Giappone indietro di una generazione
Un quarto di secolo di già tormentata e difficile storia borsistica, quella che attraversò la crisi finanziaria asiatica del 1997 e 1998, quella che subì lo scivolone alla fine degli anni ’80, per la sconfitta dell’industria tecnologica nipponica contro i computer americani, è finita.
Lunedì, in apertura di settimana, l’indice di Nikkei di Tokyo ha perso il 6,3% attestandosi ad appena 7.183,09 punti, quello del 1983, quando il Giappone ruggiva e stava affermandosi come grande potenza economica in grado sfidare chiunque.
È un altro mondo, un’altra epoca di fronte a cui Tokyo, capitale della seconda economia del mondo, sembra spaventata come fosse vittima di uno dei suoi celebri terremoti. Infatti a questi livelli molte società quotate sarebbero tecnicamente in bancarotta, perché il livello di indebitamento supera il valore borsistico della società.
La tendenza era confermata martedì, con il Nikkei che precipitava rovinosamente sotto i 7000 punti, il livello più basso dall’ottobre del 1982, in uno scivolone che potrebbe protrarsi per tutta la settimana.
Il governo già lunedì annunciava di avere in preparazione misure a difesa del mercato. Nel pacchetto ci sono norme amministrative che restringono le vendite a breve termine di azioni, questo per impedire interventi puramente speculativi di agenti che vendono oggi per comprare al ribasso l’indomani.
In realtà interventi simili sono destinati a non avere un impatto significativo sul mercato dominato da un sentimento di profonda sfiducia. Né il sentimento è stato scosso dall’annuncio del premier Taro Aso di un piano di sostegno al sistema bancario di 10 trilioni di yen, oltre 100 miliardi di dollari, al cambio attuale.
Ma la cifra lascia gli osservatori perplessi: è ben al di sotto delle esigenze del mercato finanziario giapponese. Con una economia grande circa un terzo di quella americana il Giappone mobilita risorse proporzionalmente ben al di sotto dei 700 miliardi di dollari richiesti per interventi analoghi da Washington.
Inoltre l’opposizione da tempo protesta contro interventi simili.
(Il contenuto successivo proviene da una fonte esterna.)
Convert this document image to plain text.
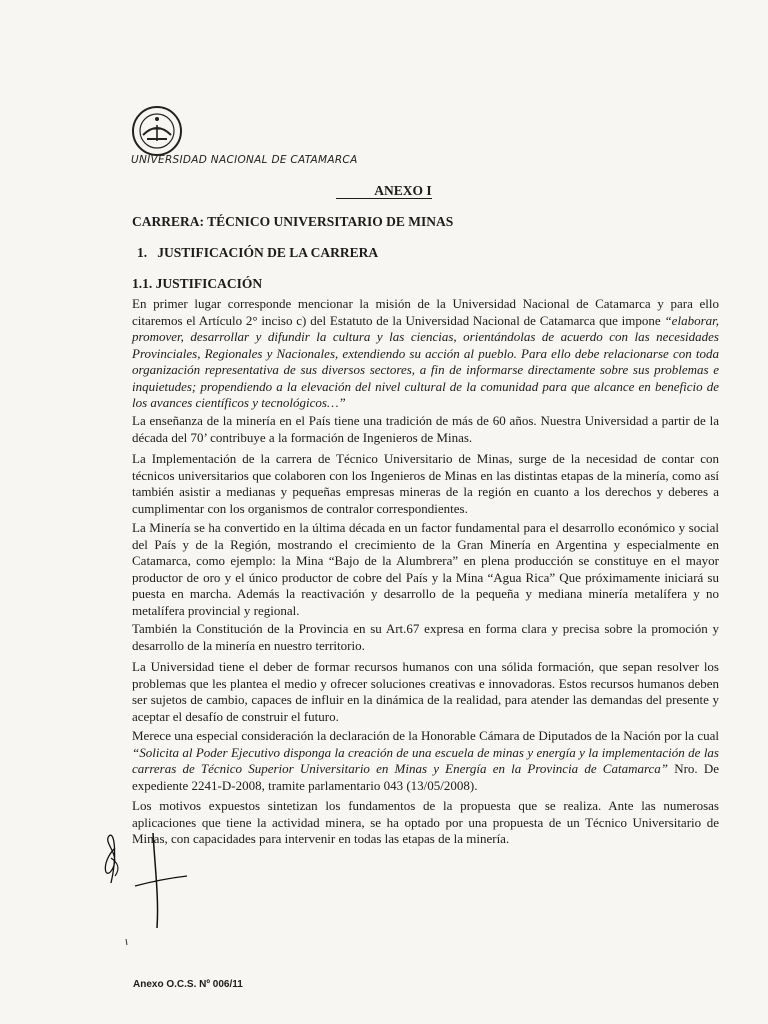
UNIVERSIDAD NACIONAL DE CATAMARCA
ANEXO I
CARRERA: TÉCNICO UNIVERSITARIO DE MINAS
1.   JUSTIFICACIÓN DE LA CARRERA
1.1. JUSTIFICACIÓN

En primer lugar corresponde mencionar la misión de la Universidad Nacional de Catamarca y para ello citaremos el Artículo 2° inciso c) del Estatuto de la Universidad Nacional de Catamarca que impone “elaborar, promover, desarrollar y difundir la cultura y las ciencias, orientándolas de acuerdo con las necesidades Provinciales, Regionales y Nacionales, extendiendo su acción al pueblo. Para ello debe relacionarse con toda organización representativa de sus diversos sectores, a fin de informarse directamente sobre sus problemas e inquietudes; propendiendo a la elevación del nivel cultural de la comunidad para que alcance en beneficio de los avances científicos y tecnológicos…”

La enseñanza de la minería en el País tiene una tradición de más de 60 años. Nuestra Universidad a partir de la década del 70’ contribuye a la formación de Ingenieros de Minas.

La Implementación de la carrera de Técnico Universitario de Minas, surge de la necesidad de contar con técnicos universitarios que colaboren con los Ingenieros de Minas en las distintas etapas de la minería, como así también asistir a medianas y pequeñas empresas mineras de la región en cuanto a los derechos y deberes a cumplimentar con los organismos de contralor correspondientes.

La Minería se ha convertido en la última década en un factor fundamental para el desarrollo económico y social del País y de la Región, mostrando el crecimiento de la Gran Minería en Argentina y especialmente en Catamarca, como ejemplo: la Mina “Bajo de la Alumbrera” en plena producción se constituye en el mayor productor de oro y el único productor de cobre del País y la Mina “Agua Rica” Que próximamente iniciará su puesta en marcha. Además la reactivación y desarrollo de la pequeña y mediana minería metalífera y no metalífera provincial y regional.

También la Constitución de la Provincia en su Art.67 expresa en forma clara y precisa sobre la promoción y desarrollo de la minería en nuestro territorio.

La Universidad tiene el deber de formar recursos humanos con una sólida formación, que sepan resolver los problemas que les plantea el medio y ofrecer soluciones creativas e innovadoras. Estos recursos humanos deben ser sujetos de cambio, capaces de influir en la dinámica de la realidad, para atender las demandas del presente y aceptar el desafío de construir el futuro.

Merece una especial consideración la declaración de la Honorable Cámara de Diputados de la Nación por la cual “Solicita al Poder Ejecutivo disponga la creación de una escuela de minas y energía y la implementación de las carreras de Técnico Superior Universitario en Minas y Energía en la Provincia de Catamarca” Nro. De expediente 2241-D-2008, tramite parlamentario 043 (13/05/2008).

Los motivos expuestos sintetizan los fundamentos de la propuesta que se realiza. Ante las numerosas aplicaciones que tiene la actividad minera, se ha optado por una propuesta de un Técnico Universitario de Minas, con capacidades para intervenir en todas las etapas de la minería.

Anexo O.C.S. Nº 006/11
Il debito pubblico è ormai ben al di sopra del 170% del Prodotto interno lordo, ed è in proporzione il più grande tra i Paesi industrializzati. Questa zavorra comprime i già parchi consumi interni, limita gli spazi per interventi di finanza pubblica nella costruzione di infrastrutture e condanna in teoria il Giappone ad anni di penitenza dei conti pubblici.
D’altro canto gli operatori vedono che oltre al mercato interno anche qullo estero soffre. Lo yen, la divisa nipponica, si sta apprezzando contro tutte le altre divise al mondo, e in particolare è in corso un forte rialzo contro il dollaro, con cui ha superato la quota di cambio 100, considerata cruciale per le esportazioni negli Usa. In altri termini le prospettive di export del Giappone, che ha continuato ad avere un forte surplus commerciale in tutti questi anni, diminuiscono giorno per giorno.
In queste condizioni la crisi solo finanziaria nazionale rischia presto di trasformarsi in crisi politica. Di questo già si hanno dei primi segnali.
Aso in un un primo momento aveva indicato che sarebbe andato alle urne a novembre per cercare di avere un pieno mandato con cui governare per una legislatura intera. In questi giorni però dice che per quest’anno non si andrà alle urne. È segno che Aso e il suo partito, il liberal democratico, Ldp, temono di essere sconfitti in questa situazione economica.
Né l’opposizione del partito democratico, che controlla la maggioranza nella Camera alta, demorde.
La crisi del Giappone poi è destinata a influenzare anche i suoi vicini, e in particolare la Cina. Qui il problema non è tanto la Borsa che pure è scivolata sotto i 2000 punti. Ma la Borsa è in larga parte slegata dall’economia complessiva cinese.
La questione vera sono le industrie esportatrici del sud del Paese che stanno chiudendo per crollo degli ordini. Stime ufficiose parlano già di 2,5 milioni di nuovi disoccupati quest’anno, cioè di contadini che avevno trovato un impiego temporaneo in città e che ora sono respinti nelle campagne.
Le cifre non sono troppo importanti, visto l’immensità del Paese e il sentimento è finora che la Cina almeno nell’immediato futuro sia destinata a stare meglio di tanti altri. Ma il fatto che proprio nel fine settimana Pechino abbia approvato un massiccio piano di oltre 200 miliardi di euro (2 trilioni di yuan) di investimenti nelle ferrovie spiega che il governo intende attraversare il momento facendo leva sull’ampliamento delle infrastrutture e con le risorse dei suoi quasi 2 trilioni di dollari di riserve.